When I tell people I've been to places like Bristol, Norwich, Lincoln and Oxford, I usually mean I've seen them in the way teenage football fans do, which is to say that rather than the Bodleian, the Ashmolean Museum or Christ Church Cathedral I had an open terrace at the Manor Ground, a black-and-white santa hat and the unwanted present of a 4-2 defeat three days after Christmas 1992. While I might not have any photos of Cabot Tower or the Clifton Suspension Bridge, I did watch Harry Palmer make a memorable early contribution to the Bristol Sound in a pub by Ashton Gate. Norwich Cathedral was an attempted short cut between beers; in Lincoln, I missed England's oldest inland harbour and what Ruskin called "the most precious piece of architecture in the British Isles" and saw instead a football stand sponsored by the Co-op and a backstreet boozer filled with black and white shirts. Back in the city 21 years later, the road to Sincil Bank had a Polish barber's, a Wetherspoons and a Chinese restaurant called 'Legal Food'. I crossed Scorer Street, birthplace of Leeds and Sheffield Wednesday striker Lee Chapman, and followed a sign pointing left between two rows of terraces to a familiar cantilevered stand...
It's not every day you get to see the world's most expensive footballer make his debut for your team. We were due a bit of a pick-me-up: in the past few months Newcastle United had let slip a 12-point lead to lose the Premier League title to Manchester United and Germany had beaten England on penalties (again) in the semi-final of Euro '96. Football wasn't coming home but the bloke who'd just won the Golden Boot was.

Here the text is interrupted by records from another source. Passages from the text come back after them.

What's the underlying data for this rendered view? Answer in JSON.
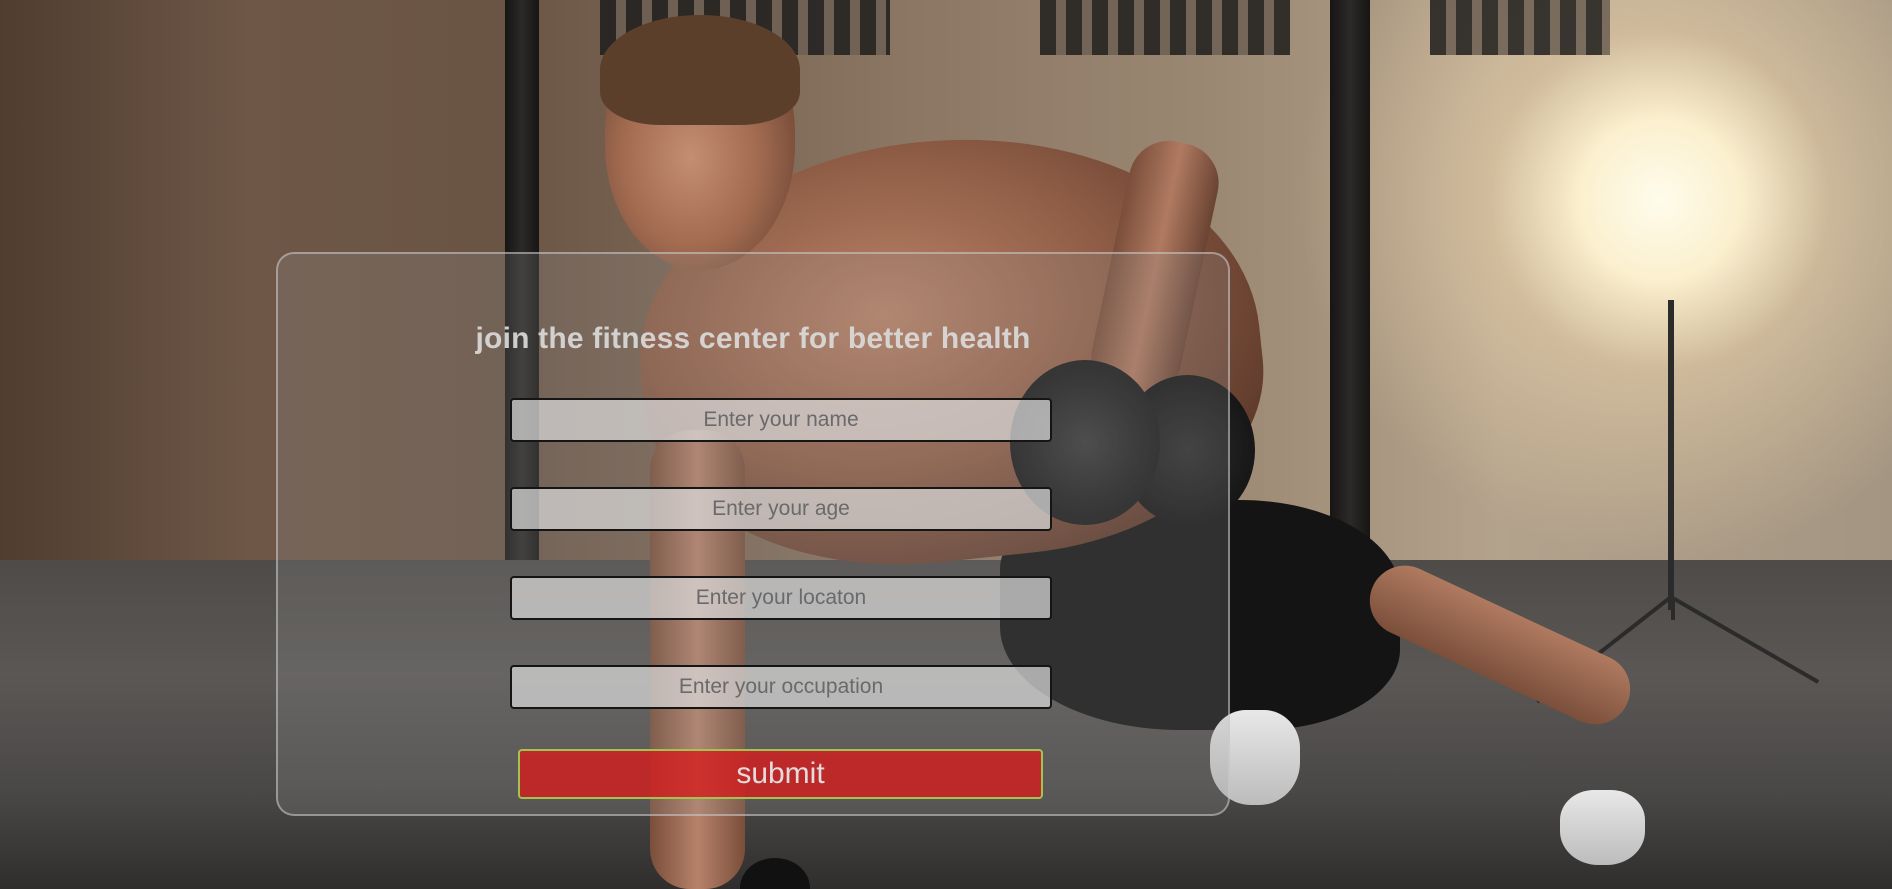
{
  "form": {
    "title": "join the fitness center for better health",
    "fields": {
      "name_placeholder": "Enter your name",
      "age_placeholder": "Enter your age",
      "location_placeholder": "Enter your locaton",
      "occupation_placeholder": "Enter your occupation"
    },
    "submit_label": "submit"
  },
  "colors": {
    "submit_background": "#d21e1e",
    "submit_border": "#a6c24e",
    "card_border": "#cdcdcd",
    "title_text": "#dadada"
  }
}
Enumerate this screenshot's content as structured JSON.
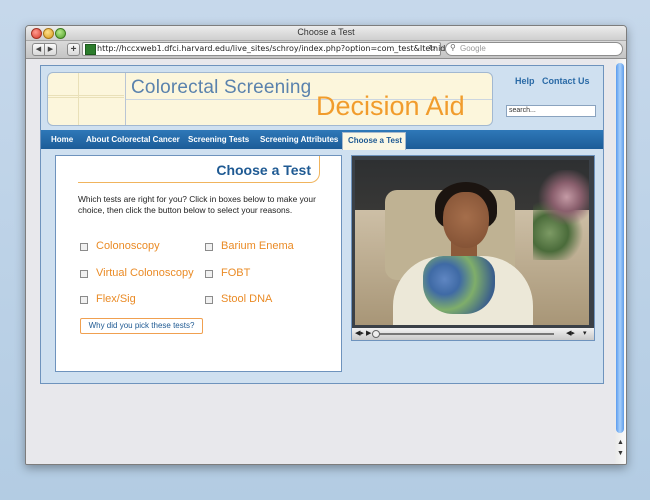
{
  "browser": {
    "window_title": "Choose a Test",
    "back_glyph": "◀",
    "forward_glyph": "▶",
    "plus_glyph": "+",
    "url": "http://hccxweb1.dfci.harvard.edu/live_sites/schroy/index.php?option=com_test&Itemid=11",
    "reload_glyph": "↻",
    "search_placeholder": "Google"
  },
  "site": {
    "title_line1": "Colorectal Screening",
    "title_line2": "Decision Aid",
    "links": {
      "help": "Help",
      "contact": "Contact Us"
    },
    "search_value": "search..."
  },
  "nav": {
    "items": [
      {
        "label": "Home"
      },
      {
        "label": "About Colorectal Cancer"
      },
      {
        "label": "Screening Tests"
      },
      {
        "label": "Screening Attributes"
      },
      {
        "label": "Choose a Test",
        "active": true
      }
    ]
  },
  "panel": {
    "title": "Choose a Test",
    "instructions": "Which tests are right for you? Click in boxes below to make your choice, then click the button below to select your reasons.",
    "options": [
      {
        "label": "Colonoscopy",
        "checked": false
      },
      {
        "label": "Barium Enema",
        "checked": false
      },
      {
        "label": "Virtual Colonoscopy",
        "checked": false
      },
      {
        "label": "FOBT",
        "checked": false
      },
      {
        "label": "Flex/Sig",
        "checked": false
      },
      {
        "label": "Stool DNA",
        "checked": false
      }
    ],
    "button_label": "Why did you pick these tests?"
  },
  "video": {
    "controls": {
      "volume_glyph": "◀▸",
      "play_glyph": "▶",
      "menu_glyph": "▾"
    }
  },
  "colors": {
    "brand_blue": "#1f5a93",
    "accent_orange": "#f19c2c",
    "nav_blue": "#2a6aa6"
  }
}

"This signing shows you the
ambition of Newcastle United," Kevin Keegan told the assembled media in Bangkok. "We are the biggest thinking team in Europe
now." Back home in Newcastle, shops had already run out of letters to put Shearer on the back of black and white shirts. "Can you imagine being Alan Shearer?" posed a disbelieving presenter on Lincolnshire local news. "You're a 25-year-old son of a sheet metal worker and not only are you set to pick up around £1.5 million as your cut of the £15 million paid by Newcastle but apparently if you're Alan Shearer you'll be on £30,000 each and every week." It was just five days after the Magpies had been thrashed in Japan by Gamba Osaka and three since Shearer was presented to a 15,000 crowd in a rain drenched car park outside St James'. "This is your day," Kevin Keegan told the delirious masses. "You've bought the shirts and the tickets and put the money in and I've invested it so we can have the very best on the pitch."
Around 2,000 more were at Lincoln City's Sincil Bank, with the same number again trying to get inside. Outside the ground, tickets were changing hands for four times their face value. "Every seat in the 11,000 capacity stadium has been sold," Peter Sissons told the nation on the Six O'Clock News. "Lincoln had probably not seen an invasion of its like since the city's castle was stormed in 1644," the Independent reckoned the following day. The game had been arranged as part of Darren Huckerby's £400,000 move to St James' Park; the Imps were losing £10,000 a week and were struggling to find three times that amount to sign Kevin Austin from Leyton Orient. "We'll probably make £80,000 from tonight," Lincoln's grateful managing director told the BBC.
It took 18 minutes for Shearer to get his opening shot on target and 15 more for his first Newcastle goal, slamming a penalty one way while ex-Cramlington Juniors teammate Barry Richardson leapt the other. "Shearer! Shearer!" we roared unimaginatively as he shook hands with Robert Lee and Peter Beardsley and ambled back to halfway. On the hour, Tino Asprilla played in Philippe Albert for a second. "Ye kna," the bloke in front told his mate, "we'll win the league with Shearer in this team." Veni. Vidi. Vici.
Two days later we got thumped 4-0 in the Charity Shield at Wembley. World's most expensive player or not, some things never change.